Was ist daran nicht richtig? Es kommt auf die Handhabung an! Wenn man das eigenständige Denken, den aufmerksamen Blick auf die Einmaligkeit des Projektes zugunsten der strikten Befolgung eines Standards vernachlässigt, gilt Mephistos Aussage in Goethes Faust: „Vernunft wird Unsinn, Wohltat Plage“.
Daher gilt: Intensive Auseinandersetzung mit verschiedenen Standards, dann erkennt man schon einmal, dass es nicht den einen, richtigen Weg gibt, wie man Projekte managt. Und auf dieser Grundlage die Augen und den Geist offen halten für die Spezifika des Projekte und aus dem Fundus des Wissens das hervorholen und einsetzen, was hier und jetzt sinnvoll und wirksam ist.
Je besser man die Standards kennt, umso leichter fällt es einem, kreativ und effektiv auf Herausforderungen zu reagieren.
Aus Ihrer Sicht: Weshalb schlagen IT-Projekte fehl, überschreiten Zeit bzw. Budget oder liefern nur mittelmäßige Ergebnisse?
Viele IT-Projekte starten mit unrealistischen Annahmen. Eine der gefährlichsten ist, dass die Anforderungen bekannt seien und sich im Verlaufe des Projektes nur marginal ändern würden und dürfen. Wenn dann im Projekt neue, im ursprünglichen Scope nicht berücksichtigte Anforderungen auftauchen, beginnt ein heftiger Kampf gegen Change-Requests, der viel Zeit, Energie und auch Budget kostet.

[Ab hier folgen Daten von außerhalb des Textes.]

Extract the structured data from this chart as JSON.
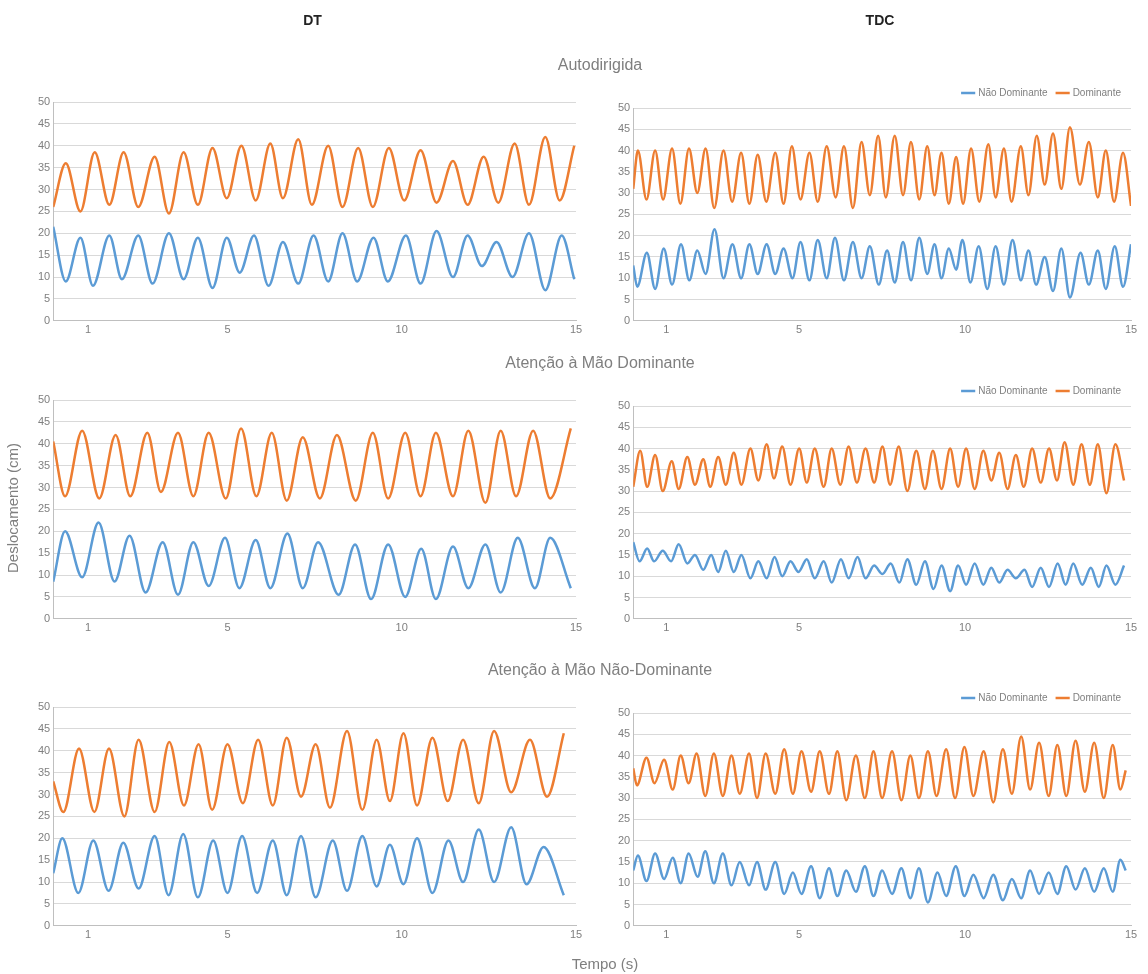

Damit kommt das gesamte Setup des Projektes ins Rutschen und es braucht Anpassungen des Scope, des Budgets und der Terminleiste. Das wiederum verunsichert die Auftraggeber und Sponsoren des Projektes. Es werden Controller und Berater darauf angesetzt, die Ursachen dieser Entwicklung zu identifizieren und die ursprüngliche Ordnung wieder herzustellen. Einige Monate und sehr viele Euros später erkennt man, dass die Änderungen doch nicht nur Gold-Plating waren und passt den Projektplan zähneknirschend an.
Das alles hat viel an Good-Will der Leistungsträger im Projekt gekostet und die Effizienz der Projektarbeit nimmt weiter ab. Und allzu oft beginnt dieses Spiel bald wieder von vorne.
Dass es so läuft, hat mit einer Reihe von vermeintlichen Wahrheiten zu tun, die ich in meinem Buch analysiere. Ich zeige dabei auf, was daran sinnvoll und hilfreich ist und was gefährlich werden kann, wenn man sich unkritisch daran orientiert. Einige davon: „Eine detaillierte Anforderungsdefinition erlaubt eine zuverlässige Aufwandsschätzung“, „Zuerst die Geschäftsprozesse optimieren, dann erst die Anforderungen an die IT definieren“, „Die IT ist ein Dienstleister“ und „Wasserdichte Verträge schützen vor Mehrkosten“.
„Kein externer Dienstleister ist in der Lage, die Chancen und Risiken einer IT-Investition ohne intensive Mitwirkung des Kunden, und dort sowohl IT als auch Business, zu erkennen und umzusetzen.“
Nicht nur in der IT scheitern zunächst viele Projekte, entpuppen sich aber über die Jahre als erfolgreich. Wird zu schnell ein Fazit gezogen?
„Kein Plan übersteht die erste Feindberührung““sagte Generalfeldmarschall Moltke sehr treffend. Der Feind des Projektes ist die Realität. Wie erfolgreich ein IT-Projekt verläuft, kann während der Laufzeit des Projektes tatsächlich nur sehr schwer beurteilt werden.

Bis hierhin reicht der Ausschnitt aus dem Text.